Bakış Açısı
- Almila Kaya
- 54 dakika önce
- 3 dakikada okunur
Bu sabah uyandığında yatağının tavan manzarasıyla karşılaşmıyorsun. Çok daha sert ve soğuk
bir yerdesin. Ayağa kalktığında ellerinle yere basıyorsun. Normalden çok daha aşağıdasın.

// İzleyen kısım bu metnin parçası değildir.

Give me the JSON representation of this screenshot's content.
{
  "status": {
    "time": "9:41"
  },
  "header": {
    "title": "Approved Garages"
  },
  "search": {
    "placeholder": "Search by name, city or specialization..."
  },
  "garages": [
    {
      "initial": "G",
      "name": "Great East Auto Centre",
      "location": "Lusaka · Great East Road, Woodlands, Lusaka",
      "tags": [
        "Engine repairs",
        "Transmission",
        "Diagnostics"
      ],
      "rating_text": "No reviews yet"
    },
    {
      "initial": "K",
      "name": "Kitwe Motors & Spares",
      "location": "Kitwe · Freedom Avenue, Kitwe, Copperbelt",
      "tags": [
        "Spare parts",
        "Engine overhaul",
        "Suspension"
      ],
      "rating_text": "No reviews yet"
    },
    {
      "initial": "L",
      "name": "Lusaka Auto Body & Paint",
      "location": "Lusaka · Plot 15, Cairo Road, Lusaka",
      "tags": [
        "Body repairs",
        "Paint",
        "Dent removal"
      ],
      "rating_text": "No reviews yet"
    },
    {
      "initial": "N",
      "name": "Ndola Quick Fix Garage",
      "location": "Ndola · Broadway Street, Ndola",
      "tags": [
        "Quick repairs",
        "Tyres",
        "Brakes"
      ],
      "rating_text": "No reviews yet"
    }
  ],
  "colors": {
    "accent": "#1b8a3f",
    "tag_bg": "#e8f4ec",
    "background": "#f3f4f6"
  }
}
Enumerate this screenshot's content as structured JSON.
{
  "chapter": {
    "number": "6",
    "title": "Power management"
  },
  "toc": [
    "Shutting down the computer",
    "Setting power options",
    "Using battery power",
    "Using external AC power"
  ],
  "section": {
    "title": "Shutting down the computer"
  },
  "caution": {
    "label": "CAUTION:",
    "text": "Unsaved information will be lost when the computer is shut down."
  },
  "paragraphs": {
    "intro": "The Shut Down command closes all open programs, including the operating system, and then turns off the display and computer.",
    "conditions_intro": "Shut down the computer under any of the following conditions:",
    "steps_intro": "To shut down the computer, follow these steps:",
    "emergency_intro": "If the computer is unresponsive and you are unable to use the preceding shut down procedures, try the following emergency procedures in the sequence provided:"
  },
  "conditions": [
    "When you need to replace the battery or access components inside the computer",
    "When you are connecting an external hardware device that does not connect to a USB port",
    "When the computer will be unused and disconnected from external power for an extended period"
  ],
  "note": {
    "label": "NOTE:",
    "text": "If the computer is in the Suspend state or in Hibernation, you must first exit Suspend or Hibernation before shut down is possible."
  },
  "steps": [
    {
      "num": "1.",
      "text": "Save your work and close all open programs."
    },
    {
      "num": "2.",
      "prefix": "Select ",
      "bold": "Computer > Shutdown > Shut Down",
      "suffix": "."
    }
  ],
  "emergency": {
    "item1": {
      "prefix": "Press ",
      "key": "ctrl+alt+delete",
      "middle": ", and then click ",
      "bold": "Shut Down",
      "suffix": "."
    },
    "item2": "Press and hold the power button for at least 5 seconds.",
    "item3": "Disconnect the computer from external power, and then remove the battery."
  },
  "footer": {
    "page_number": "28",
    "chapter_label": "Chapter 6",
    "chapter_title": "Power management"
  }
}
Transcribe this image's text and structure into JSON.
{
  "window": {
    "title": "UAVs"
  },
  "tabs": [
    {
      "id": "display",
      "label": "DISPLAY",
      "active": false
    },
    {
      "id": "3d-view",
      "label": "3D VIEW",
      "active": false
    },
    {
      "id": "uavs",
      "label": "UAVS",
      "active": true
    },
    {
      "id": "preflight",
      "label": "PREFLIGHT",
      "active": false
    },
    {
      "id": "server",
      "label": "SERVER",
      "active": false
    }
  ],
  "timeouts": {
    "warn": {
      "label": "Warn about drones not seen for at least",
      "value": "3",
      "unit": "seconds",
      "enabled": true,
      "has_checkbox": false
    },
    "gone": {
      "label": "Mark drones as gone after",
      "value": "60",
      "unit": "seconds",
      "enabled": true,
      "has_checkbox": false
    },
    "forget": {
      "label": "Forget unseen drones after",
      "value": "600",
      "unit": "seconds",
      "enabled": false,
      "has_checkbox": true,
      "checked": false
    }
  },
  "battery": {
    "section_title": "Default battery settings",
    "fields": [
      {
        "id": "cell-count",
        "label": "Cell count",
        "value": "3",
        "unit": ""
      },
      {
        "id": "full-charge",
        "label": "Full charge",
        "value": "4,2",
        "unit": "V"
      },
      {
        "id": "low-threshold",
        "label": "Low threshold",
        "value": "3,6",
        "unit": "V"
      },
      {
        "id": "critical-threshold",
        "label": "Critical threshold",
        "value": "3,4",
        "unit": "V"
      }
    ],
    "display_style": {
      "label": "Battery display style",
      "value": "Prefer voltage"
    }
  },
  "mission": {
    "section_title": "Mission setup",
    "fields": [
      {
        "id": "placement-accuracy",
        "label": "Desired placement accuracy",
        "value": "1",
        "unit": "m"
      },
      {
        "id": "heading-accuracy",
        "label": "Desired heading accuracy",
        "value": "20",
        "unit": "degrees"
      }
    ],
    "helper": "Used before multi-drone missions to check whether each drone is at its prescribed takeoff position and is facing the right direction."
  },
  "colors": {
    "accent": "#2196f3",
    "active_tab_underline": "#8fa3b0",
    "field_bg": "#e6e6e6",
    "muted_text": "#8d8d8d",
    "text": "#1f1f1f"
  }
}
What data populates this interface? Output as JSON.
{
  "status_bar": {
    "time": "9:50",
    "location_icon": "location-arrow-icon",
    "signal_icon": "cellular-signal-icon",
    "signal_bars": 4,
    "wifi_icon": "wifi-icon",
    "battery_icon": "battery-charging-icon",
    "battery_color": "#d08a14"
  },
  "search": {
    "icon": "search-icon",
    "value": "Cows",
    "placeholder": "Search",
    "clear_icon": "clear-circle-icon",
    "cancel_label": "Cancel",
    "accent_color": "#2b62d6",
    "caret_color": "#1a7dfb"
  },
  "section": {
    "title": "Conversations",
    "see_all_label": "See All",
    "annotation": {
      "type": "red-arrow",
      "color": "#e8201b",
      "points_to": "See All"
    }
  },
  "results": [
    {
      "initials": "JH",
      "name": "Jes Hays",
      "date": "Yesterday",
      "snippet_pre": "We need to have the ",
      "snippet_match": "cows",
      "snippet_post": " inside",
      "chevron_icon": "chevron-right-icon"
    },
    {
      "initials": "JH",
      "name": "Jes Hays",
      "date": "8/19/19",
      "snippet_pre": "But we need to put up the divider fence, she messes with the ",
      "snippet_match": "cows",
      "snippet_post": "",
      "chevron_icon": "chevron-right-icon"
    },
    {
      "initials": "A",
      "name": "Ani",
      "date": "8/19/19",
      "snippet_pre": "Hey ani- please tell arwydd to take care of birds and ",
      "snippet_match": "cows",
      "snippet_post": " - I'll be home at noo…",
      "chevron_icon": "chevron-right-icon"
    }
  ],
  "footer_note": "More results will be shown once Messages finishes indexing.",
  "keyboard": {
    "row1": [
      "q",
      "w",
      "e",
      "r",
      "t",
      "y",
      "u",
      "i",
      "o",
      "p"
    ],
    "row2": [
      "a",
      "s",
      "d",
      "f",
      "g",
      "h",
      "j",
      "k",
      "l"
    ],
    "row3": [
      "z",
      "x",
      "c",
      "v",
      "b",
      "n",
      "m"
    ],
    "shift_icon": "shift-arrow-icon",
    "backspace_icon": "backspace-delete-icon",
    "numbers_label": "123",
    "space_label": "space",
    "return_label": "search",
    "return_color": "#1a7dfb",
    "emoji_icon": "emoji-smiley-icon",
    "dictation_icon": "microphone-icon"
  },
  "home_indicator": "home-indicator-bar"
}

Uç tarafı kapalı bir ara sokaktasın. Çöp ve içki kokusu alıyorsun. Karnın dün gece yemek
yemediğin için çok aç. Ellerinle kendini iterek arka atağının üstüne kalktın. Bir yandan çöpe
tutunmaya çalışırken diğer yandan başını yenilebilir bir şeyler umuduyla dün sen gelmeden
boşaltılmış olan ama şimdi tekrar dolan çöpe sokuyorsun. Siyah poşetlerden birini dişlerinle
yırtıp açmaya çalışırken karnında şiddetli bir acı hissettin. Acıklı inlemelerin senden çıktığını
anlaman biraz zaman aldı. Anlamakta zorlandığın dilde konuşan iri bir adam seni tekmelemiş
daha sonra umursamadan çöpünü atıp gitmişti. Ancak ona kızmadın çünkü getirdiği poşetten
çürümüş pizza kokusu geliyordu.
Onu bulmaya çalışırken kafana küçük sert şeylerden düşmeye başladı. Gözlerini kaldırıp
baktığında yaşlı bir kadının sana binanın üst katından çakıl taşları fırlattığını gördün.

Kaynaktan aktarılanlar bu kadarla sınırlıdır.